J’ignore pourquoi à cet instant précis, je me suis arrêté et j’ai sorti mon téléphone pour prendre la dame en photo, pour saisir cette silhouette fugace et éphémère, prémonitoire s’il en est. Peut-être, en fait, pour conserver cette « époque » de Beyrouth qu’elle résumait à elle seule et dont quelque chose, un pressentiment étrange au fond de moi, me disait qu’elle nous glisserait d’entre les doigts. Photo prise, ma dame en rouge avait aussitôt disparu dans une ruelle de Tabaris, et quelques minutes plus tard, à peine arrivé au musée Sursock, je recevais des appels et des messages invitant à un rassemblement au niveau du centre-ville.

Cette photo, mon téléphone a choisi de me la remontrer hier. Perversité de ces algorithmes qui savent tout de nous et qui savent où ça fait mal. Depuis Paris où je me trouve, cette photo et la dame en rouge suffisaient à me raconter, hier, le passage de ces quatre dernières années qui, tout d’un coup, paraissaient comme un siècle. L’espoir passager de la révolution d’octobre, la possibilité de quelque chose qui est mort avant même de pouvoir définir ce quelque chose, et tout ce qu’on a perdu depuis, de jour en jour, parfois d’heure en heure, parfois en une fraction de seconde, comme ce maudit 4 août 2020. La somme de ces tremblements microscopiques ou apocalyptiques qui, imperceptiblement, ont fait évaporer le Liban et nous font aujourd’hui croire que toute l’histoire de notre pays, de notre monde, s’est condensée en 4 tours autour du Soleil, seulement.

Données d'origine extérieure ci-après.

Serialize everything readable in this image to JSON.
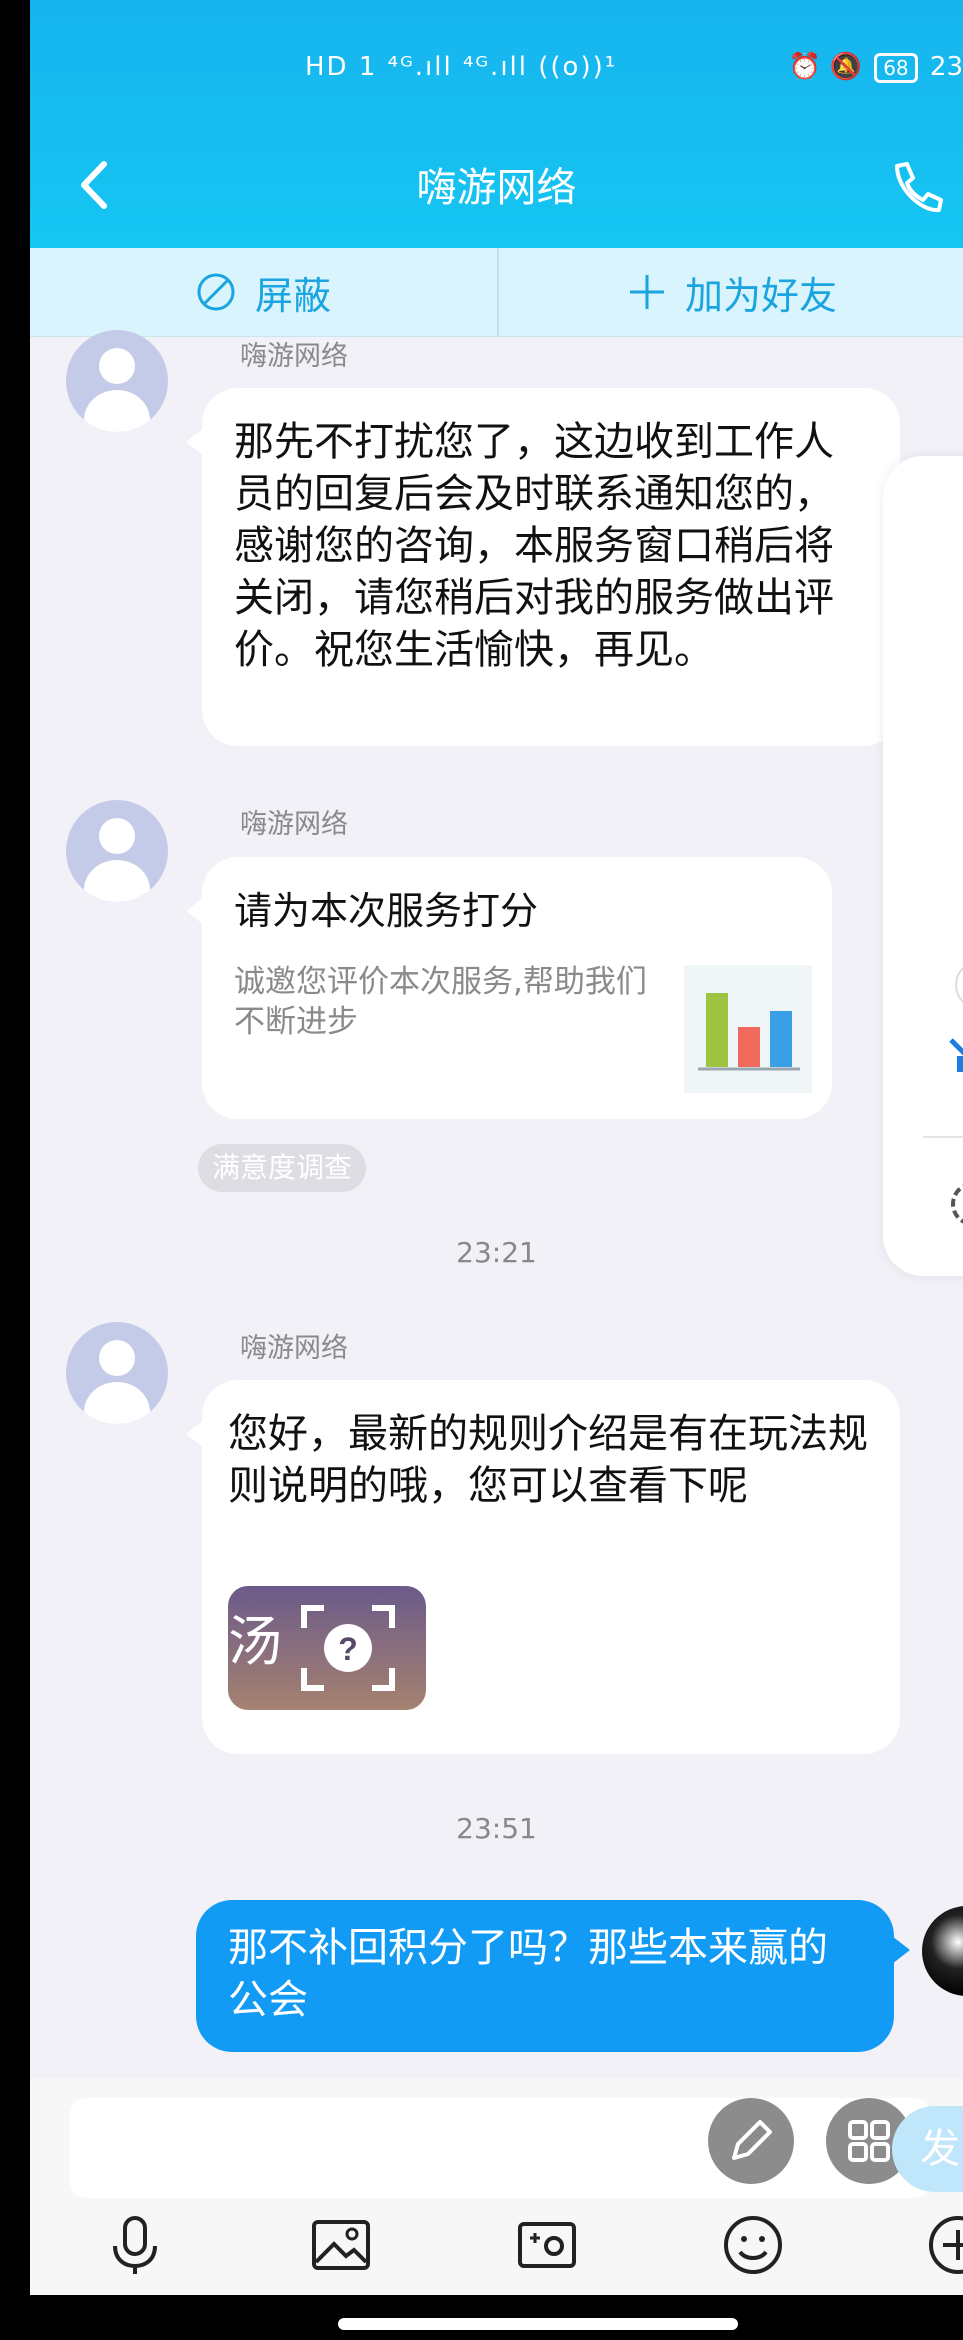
{
  "status_bar": {
    "left_icons": "HD 1 ⁴ᴳ.ıll ⁴ᴳ.ıll ((o))¹",
    "battery": "68",
    "clock_partial": "23"
  },
  "header": {
    "title": "嗨游网络"
  },
  "actions": {
    "block": "屏蔽",
    "add_friend": "加为好友"
  },
  "messages": {
    "m1_sender": "嗨游网络",
    "m1_text": "那先不打扰您了，这边收到工作人员的回复后会及时联系通知您的，感谢您的咨询，本服务窗口稍后将关闭，请您稍后对我的服务做出评价。祝您生活愉快，再见。",
    "m2_sender": "嗨游网络",
    "m2_card_title": "请为本次服务打分",
    "m2_card_desc": "诚邀您评价本次服务,帮助我们不断进步",
    "m2_tag": "满意度调查",
    "time1": "23:21",
    "m3_sender": "嗨游网络",
    "m3_text": "您好，最新的规则介绍是有在玩法规则说明的哦，您可以查看下呢",
    "m3_image_text": "汤",
    "time2": "23:51",
    "m4_text": "那不补回积分了吗？那些本来赢的公会"
  },
  "input": {
    "send_partial": "发"
  },
  "colors": {
    "header_blue": "#16b4ee",
    "outgoing_bubble": "#129bf4",
    "action_bar": "#d9f4fc"
  },
  "icons": [
    "back-icon",
    "phone-icon",
    "block-icon",
    "plus-icon",
    "voice-icon",
    "image-icon",
    "camera-icon",
    "emoji-icon",
    "add-icon",
    "edit-icon",
    "grid-icon",
    "mute-icon",
    "settings-icon"
  ]
}
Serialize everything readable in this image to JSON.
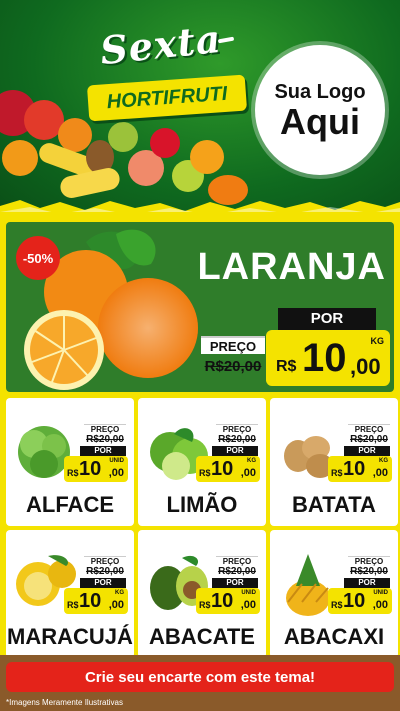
{
  "header": {
    "title": "Sexta",
    "banner": "HORTIFRUTI",
    "logo_line1": "Sua Logo",
    "logo_line2": "Aqui"
  },
  "hero": {
    "discount": "-50%",
    "name": "LARANJA",
    "preco_label": "PREÇO",
    "old_price": "R$20,00",
    "por_label": "POR",
    "currency": "R$",
    "price_int": "10",
    "price_dec": ",00",
    "unit": "KG"
  },
  "cards": [
    {
      "name": "ALFACE",
      "preco_label": "PREÇO",
      "old_price": "R$20,00",
      "por_label": "POR",
      "currency": "R$",
      "price_int": "10",
      "price_dec": ",00",
      "unit": "UNID",
      "icon": "lettuce-icon"
    },
    {
      "name": "LIMÃO",
      "preco_label": "PREÇO",
      "old_price": "R$20,00",
      "por_label": "POR",
      "currency": "R$",
      "price_int": "10",
      "price_dec": ",00",
      "unit": "KG",
      "icon": "lime-icon"
    },
    {
      "name": "BATATA",
      "preco_label": "PREÇO",
      "old_price": "R$20,00",
      "por_label": "POR",
      "currency": "R$",
      "price_int": "10",
      "price_dec": ",00",
      "unit": "KG",
      "icon": "potato-icon"
    },
    {
      "name": "MARACUJÁ",
      "preco_label": "PREÇO",
      "old_price": "R$20,00",
      "por_label": "POR",
      "currency": "R$",
      "price_int": "10",
      "price_dec": ",00",
      "unit": "KG",
      "icon": "passion-fruit-icon"
    },
    {
      "name": "ABACATE",
      "preco_label": "PREÇO",
      "old_price": "R$20,00",
      "por_label": "POR",
      "currency": "R$",
      "price_int": "10",
      "price_dec": ",00",
      "unit": "UNID",
      "icon": "avocado-icon"
    },
    {
      "name": "ABACAXI",
      "preco_label": "PREÇO",
      "old_price": "R$20,00",
      "por_label": "POR",
      "currency": "R$",
      "price_int": "10",
      "price_dec": ",00",
      "unit": "UNID",
      "icon": "pineapple-icon"
    }
  ],
  "footer": {
    "cta": "Crie seu encarte com este tema!",
    "note": "*Imagens Meramente Ilustrativas"
  },
  "colors": {
    "green_dark": "#0f6a1f",
    "green_hero": "#2f7d2a",
    "yellow": "#f4e300",
    "red": "#e4231a"
  }
}
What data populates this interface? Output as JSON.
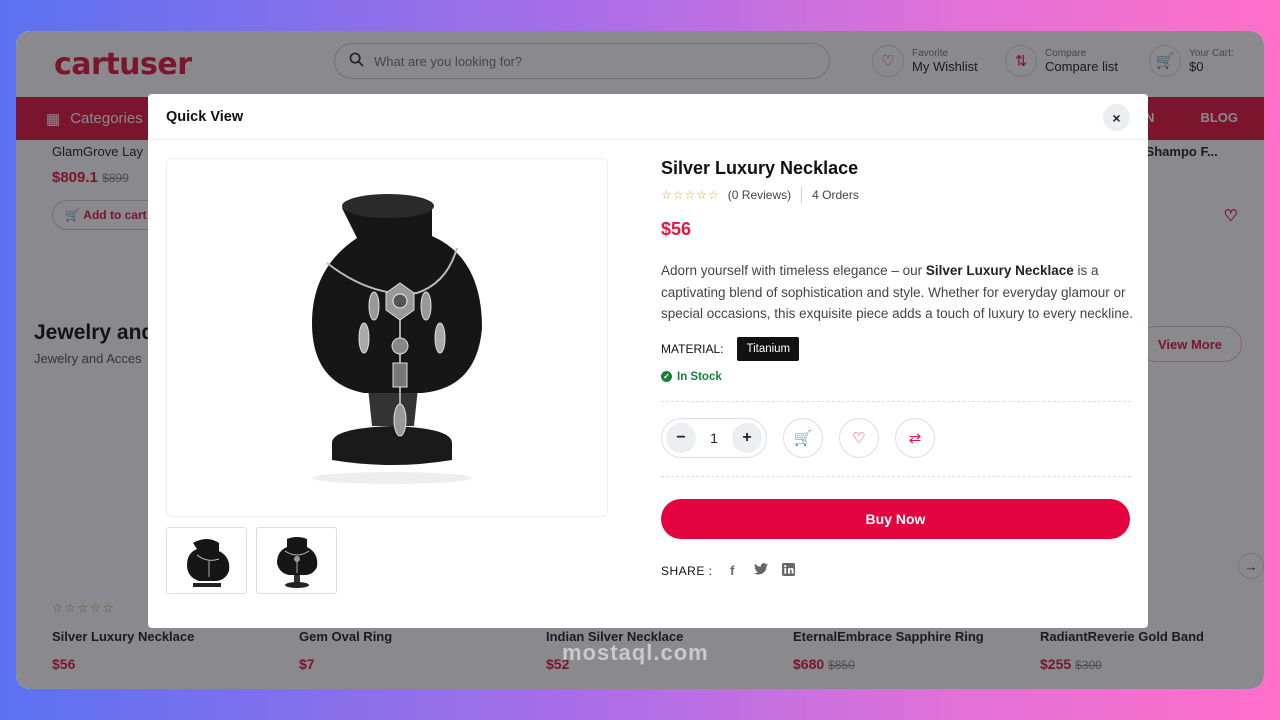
{
  "site": {
    "logo_text": "cartuser",
    "search_placeholder": "What are you looking for?",
    "favorite": {
      "small": "Favorite",
      "label": "My Wishlist"
    },
    "compare": {
      "small": "Compare",
      "label": "Compare list"
    },
    "cart": {
      "small": "Your Cart:",
      "label": "$0"
    },
    "nav": {
      "categories": "Categories",
      "right_items": [
        "IGN",
        "BLOG"
      ]
    },
    "top_card": {
      "name": "GlamGrove Lay",
      "price": "$809.1",
      "old_price": "$899",
      "add_label": "Add to cart"
    },
    "top_right_name": "n Shampo F...",
    "section": {
      "title": "Jewelry and",
      "subtitle": "Jewelry and Acces",
      "view_more": "View More"
    },
    "products": [
      {
        "name": "Silver Luxury Necklace",
        "price": "$56",
        "old_price": ""
      },
      {
        "name": "Gem Oval Ring",
        "price": "$7",
        "old_price": ""
      },
      {
        "name": "Indian Silver Necklace",
        "price": "$52",
        "old_price": ""
      },
      {
        "name": "EternalEmbrace Sapphire Ring",
        "price": "$680",
        "old_price": "$850"
      },
      {
        "name": "RadiantReverie Gold Band",
        "price": "$255",
        "old_price": "$300"
      }
    ]
  },
  "modal": {
    "title": "Quick View",
    "close": "×",
    "product": {
      "name": "Silver Luxury Necklace",
      "reviews": "(0 Reviews)",
      "orders": "4 Orders",
      "price": "$56",
      "desc_pre": "Adorn yourself with timeless elegance – our ",
      "desc_bold": "Silver Luxury Necklace",
      "desc_post": " is a captivating blend of sophistication and style. Whether for everyday glamour or special occasions, this exquisite piece adds a touch of luxury to every neckline.",
      "material_label": "MATERIAL:",
      "material_value": "Titanium",
      "stock": "In Stock",
      "quantity": "1",
      "buy_label": "Buy Now",
      "share_label": "SHARE :"
    }
  },
  "watermark": "mostaql.com",
  "colors": {
    "accent": "#e3163f",
    "buy": "#e3033f",
    "stock": "#1a7f37"
  }
}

Ce que je vois aussi, surtout, dans cette photo, c’est cette dame en rouge qui recouvre et résume à elle seule tellement de Libanais et Libanaises ; en tout cas une classe moyenne, un temps digne et résignée, et qui a été éradiquée en quatre ans, seulement. Je me demande aujourd’hui elle est où, ma dame en rouge, et combien sa vie a dû être chamboulée, renversée entre 2019 et maintenant ?

Invisibles

Je pense à elle, sans la connaître. Je pense à tous ces gens qui travaillaient dur et économisaient, toujours pour leurs enfants, un peu pour leur retraite, mais qui ne se privaient de rien, parce que ça a toujours été comme ça au Liban, le sens de la fête. Je pense à ces professeurs, ces employés, ces propriétaires de petits commerces, ces experts-comptables, ces retraités de l’armée ou ces héritiers d’un potager qui avaient tissé des relations quasi familiales avec leur banque. Qui y avaient mis leur confiance absolue, jusqu’à, du jour au lendemain, se retrouver à faire des heures de queue, masqués, leur santé en danger, pour recevoir mensuellement juste de quoi aller faire un supermarché. Je pense à ces femmes et à ces hommes que j’avais l’habitude de croiser dans des supermarchés à la veille des fêtes, avec leurs caddies remplis à craquer, et qui aimaient recevoir et faire à manger et dresser des tables avec les moyens du bord  ; et que du jour au lendemain on voyait (et l’on voit encore) en train de scruter le prix d’un sac de produit importé, qu’ils finissent souvent par remettre sur son rayon. Je pense à ces gens qu’on voyait dans les restaurants, ces tablées interminables du dimanche où les hommes de la famille, patriarcat oblige, se déchiraient l’addition en fin de repas et pour qui l’idée d’un déjeuner ou d’un dîner dehors semble désormais comme un luxe inatteignable, un voyage.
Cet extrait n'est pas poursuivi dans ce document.